Details
Description
A couple weeks ago, we did a manual migration of OSTs from one OSS to another in our HA setup. One of the OSTs would not unmount, though, with syslog messages complaining about the "Mount still busy with 7 refs after XX secs." (see appended). After over 40 minutes, we gave up on the unmount attempt and power cycled the OSS node.
This is an occasional problem we've seen over the years with a variety of Lustre versions and OSS (and MDS, too, I believe) hardware platforms, and we've seen it with HA and non-HA setups. Interestingly, it is always 7 refs that keep the umount from completing.

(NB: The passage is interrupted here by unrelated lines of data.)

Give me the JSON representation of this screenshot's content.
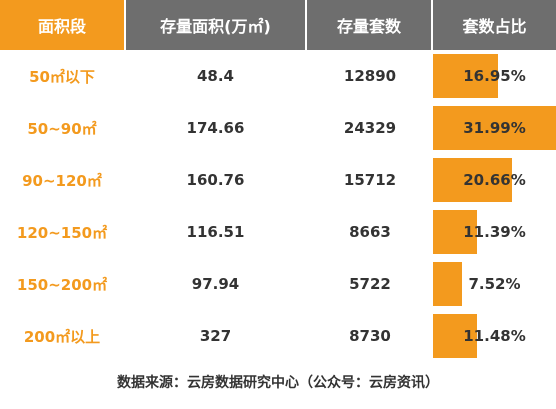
{
  "header": {
    "col0": "面积段",
    "col1": "存量面积(万㎡)",
    "col2": "存量套数",
    "col3": "套数占比"
  },
  "rows": [
    {
      "range": "50㎡以下",
      "area": "48.4",
      "count": "12890",
      "share": "16.95%",
      "share_value": 16.95
    },
    {
      "range": "50~90㎡",
      "area": "174.66",
      "count": "24329",
      "share": "31.99%",
      "share_value": 31.99
    },
    {
      "range": "90~120㎡",
      "area": "160.76",
      "count": "15712",
      "share": "20.66%",
      "share_value": 20.66
    },
    {
      "range": "120~150㎡",
      "area": "116.51",
      "count": "8663",
      "share": "11.39%",
      "share_value": 11.39
    },
    {
      "range": "150~200㎡",
      "area": "97.94",
      "count": "5722",
      "share": "7.52%",
      "share_value": 7.52
    },
    {
      "range": "200㎡以上",
      "area": "327",
      "count": "8730",
      "share": "11.48%",
      "share_value": 11.48
    }
  ],
  "source": "数据来源：云房数据研究中心（公众号：云房资讯）",
  "colors": {
    "accent": "#f39a1e",
    "header_gray": "#6e6e6e",
    "text": "#333333"
  }
}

I did not see a ticket in JIRA for this, so I thought I would open one. When this issue comes up, it becomes an outage visible to our users for the affected OSTs, even though we have an HA setup.
However, from the old bugzilla.lustre.org, it appears that this issue may be fixed for Lustre versions greater than 2.0 (bz21726 and apparently bz19550). It is not clear to me from these bugs though what is the actual patch which fixes this issue. Is there a patch for this which can be ported to 1.8.x?
Thanks,
Craig Prescott
Nov 23 09:18:01 hpcoss2 kernel: Lustre: Mount still busy with 7 refs after 120 secs.
Nov 23 09:26:46 hpcoss2 kernel: Lustre: Mount still busy with 7 refs after 180 secs.
Nov 23 09:36:46 hpcoss2 kernel: Lustre: Mount still busy with 7 refs after 780 secs.
Nov 23 09:46:46 hpcoss2 kernel: Lustre: Mount still busy with 7 refs after 1380 secs.
Nov 23 09:56:46 hpcoss2 kernel: Lustre: Mount still busy with 7 refs after 1980 secs.
Nov 23 10:06:46 hpcoss2 kernel: Lustre: Mount still busy with 7 refs after 2580 secs.